I am trying to use R's package xgboost. But there is something I feel confused. In xgboost manual, under xgb.cv function, it says:
The original sample is randomly partitioned into nfold equal size subsamples.
Of the nfold subsamples, a single subsample is retained as the validation data for testing the model, and the remaining nfold - 1 subsamples are used as training data.
The cross-validation process is then repeated nrounds times, with each of the nfold subsamples used exactly once as the validation data.
And this is the code in the manual:
data(agaricus.train, package='xgboost')
dtrain <- xgb.DMatrix(agaricus.train$data, label = agaricus.train$label)

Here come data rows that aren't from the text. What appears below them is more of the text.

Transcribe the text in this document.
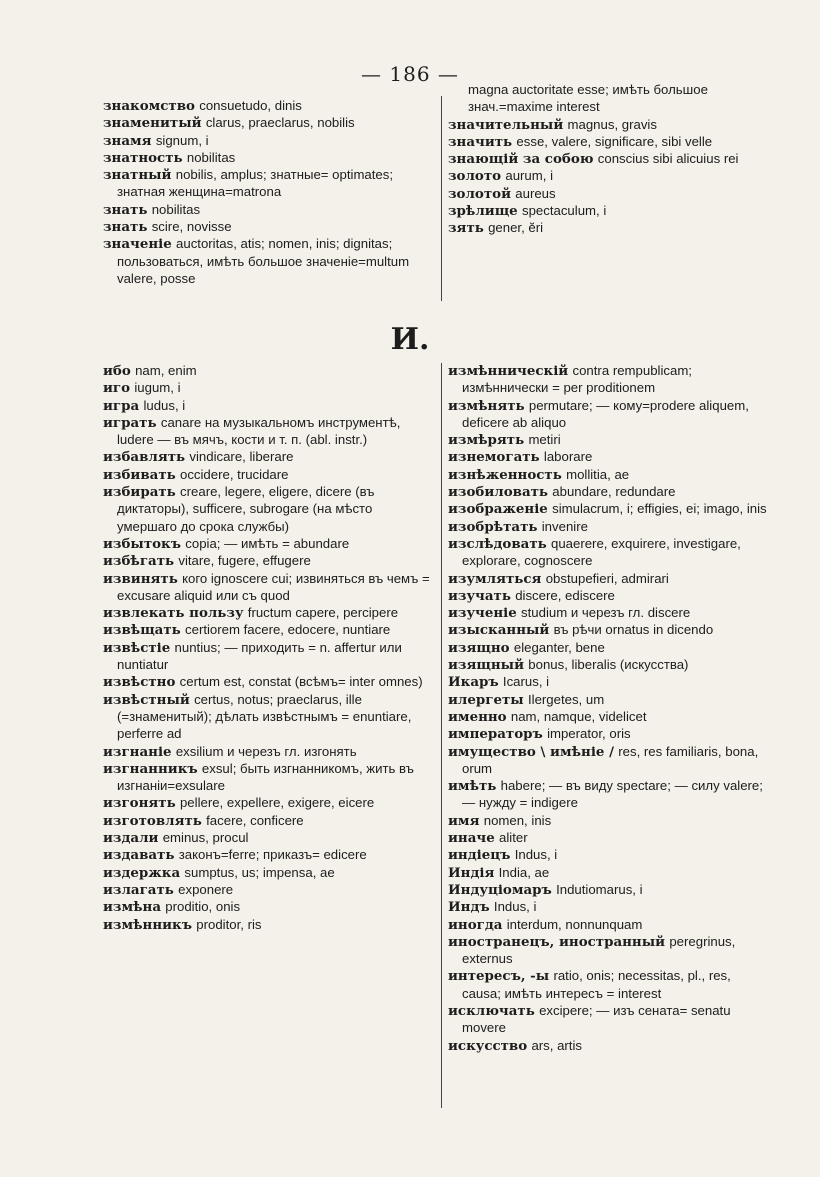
— 186 —

знакомство consuetudo, dinis

знаменитый clarus, praeclarus, nobilis

знамя signum, i

знатность nobilitas

знатный nobilis, amplus; знатные= optimates; знатная женщина=matrona

знать nobilitas

знать scire, novisse

значеніе auctoritas, atis; nomen, inis; dignitas; пользоваться, имѣть большое значеніе=multum valere, posse

magna auctoritate esse; имѣть большое знач.=maxime interest

значительный magnus, gravis

значить esse, valere, significare, sibi velle

знающій за собою conscius sibi alicuius rei

золото aurum, i

золотой aureus

зрѣлище spectaculum, i

зять gener, ĕri

И.

ибо nam, enim

иго iugum, i

игра ludus, i

играть canare на музыкальномъ инструментѣ, ludere — въ мячъ, кости и т. п. (abl. instr.)

избавлять vindicare, liberare

избивать occidere, trucidare

избирать creare, legere, eligere, dicere (въ диктаторы), sufficere, subrogare (на мѣсто умершаго до срока службы)

избытокъ copia; — имѣть = abundare

избѣгать vitare, fugere, effugere

извинять кого ignoscere cui; извиняться въ чемъ = excusare aliquid или съ quod

извлекать пользу fructum capere, percipere

извѣщать certiorem facere, edocere, nuntiare

извѣстіе nuntius; — приходить = n. affertur или nuntiatur

извѣстно certum est, constat (всѣмъ= inter omnes)

извѣстный certus, notus; praeclarus, ille (=знаменитый); дѣлать извѣстнымъ = enuntiare, perferre ad

изгнаніе exsilium и черезъ гл. изгонять

изгнанникъ exsul; быть изгнанникомъ, жить въ изгнаніи=exsulare

изгонять pellere, expellere, exigere, eicere

изготовлять facere, conficere

издали eminus, procul

издавать законъ=ferre; приказъ= edicere

издержка sumptus, us; impensa, ae

излагать exponere

измѣна proditio, onis

измѣнникъ proditor, ris

измѣнническій contra rempublicam; измѣннически = per proditionem

измѣнять permutare; — кому=prodere aliquem, deficere ab aliquo

измѣрять metiri

изнемогать laborare

изнѣженность mollitia, ae

изобиловать abundare, redundare

изображеніе simulacrum, i; effigies, ei; imago, inis

изобрѣтать invenire

изслѣдовать quaerere, exquirere, investigare, explorare, cognoscere

изумляться obstupefieri, admirari

изучать discere, ediscere

изученіе studium и черезъ гл. discere

изысканный въ рѣчи ornatus in dicendo

изящно eleganter, bene

изящный bonus, liberalis (искусства)

Икаръ Icarus, i

илергеты Ilergetes, um

именно nam, namque, videlicet

императоръ imperator, oris

имущество \ имѣніе / res, res familiaris, bona, orum

имѣть habere; — въ виду spectare; — силу valere; — нужду = indigere

имя nomen, inis

иначе aliter

индіецъ Indus, i

Индія India, ae

Индуціомаръ Indutiomarus, i

Индъ Indus, i

иногда interdum, nonnunquam

иностранецъ, иностранный peregrinus, externus

интересъ, -ы ratio, onis; necessitas, pl., res, causa; имѣть интересъ = interest

исключать excipere; — изъ сената= senatu movere

искусство ars, artis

cv <- xgb.cv(data = dtrain, nrounds = 3, nthread = 2, nfold = 5, metrics =
list("rmse","auc"),
max_depth = 3, eta = 1, objective = "binary:logistic")
print(cv)
print(cv, verbose=TRUE)
And the result is:
##### xgb.cv 5-folds
call:
xgb.cv(data = dtrain, nrounds = 3, nfold = 5, metrics = list("rmse",
"auc"), nthread = 2, max_depth = 3, eta = 1, objective = "binary:logistic")
params (as set within xgb.cv):
nthread = "2", max_depth = "3", eta = "1", objective = "binary:logistic",
eval_metric = "rmse", eval_metric = "auc", silent = "1"
callbacks:
cb.print.evaluation(period = print_every_n, showsd = showsd)
cb.evaluation.log()
niter: 3
evaluation_log:
iter train_rmse_mean train_rmse_std train_auc_mean train_auc_std test_rmse_mean test_rmse_std test_auc_mean test_auc_std
1 0.1623756 0.002693092 0.9871108 1.123550e-03 0.1625222 0.009134128 0.9870954 0.0045008818
2 0.0784902 0.002413883 0.9998370 1.317346e-04 0.0791366 0.004566554 0.9997756 0.0003538184
3 0.0464588 0.005172930 0.9998942 7.315846e-05 0.0478028 0.007763252 0.9998902 0.0001347032
Let's say nfold=5 and nrounds=2. It means the data is splited into 5 parts with equal size. And the algorithm will generate 2 trees.
my understand is: each subsample has to be the validation once. When one subsample is validation, 2 trees will be generated. So, we will have 5 sets of trees (one set has 2 trees because nrounds=2). Then we check if the evaluation metric varies a lot or not.
But the result does not say the same way. one nround value has one line of the evaluation metric, which looks like it already includes the 'cross validation' part. So, if 'The cross-validation process is then repeated nrounds times', then how come 'with each of the nfold subsamples used exactly once as the validation data'?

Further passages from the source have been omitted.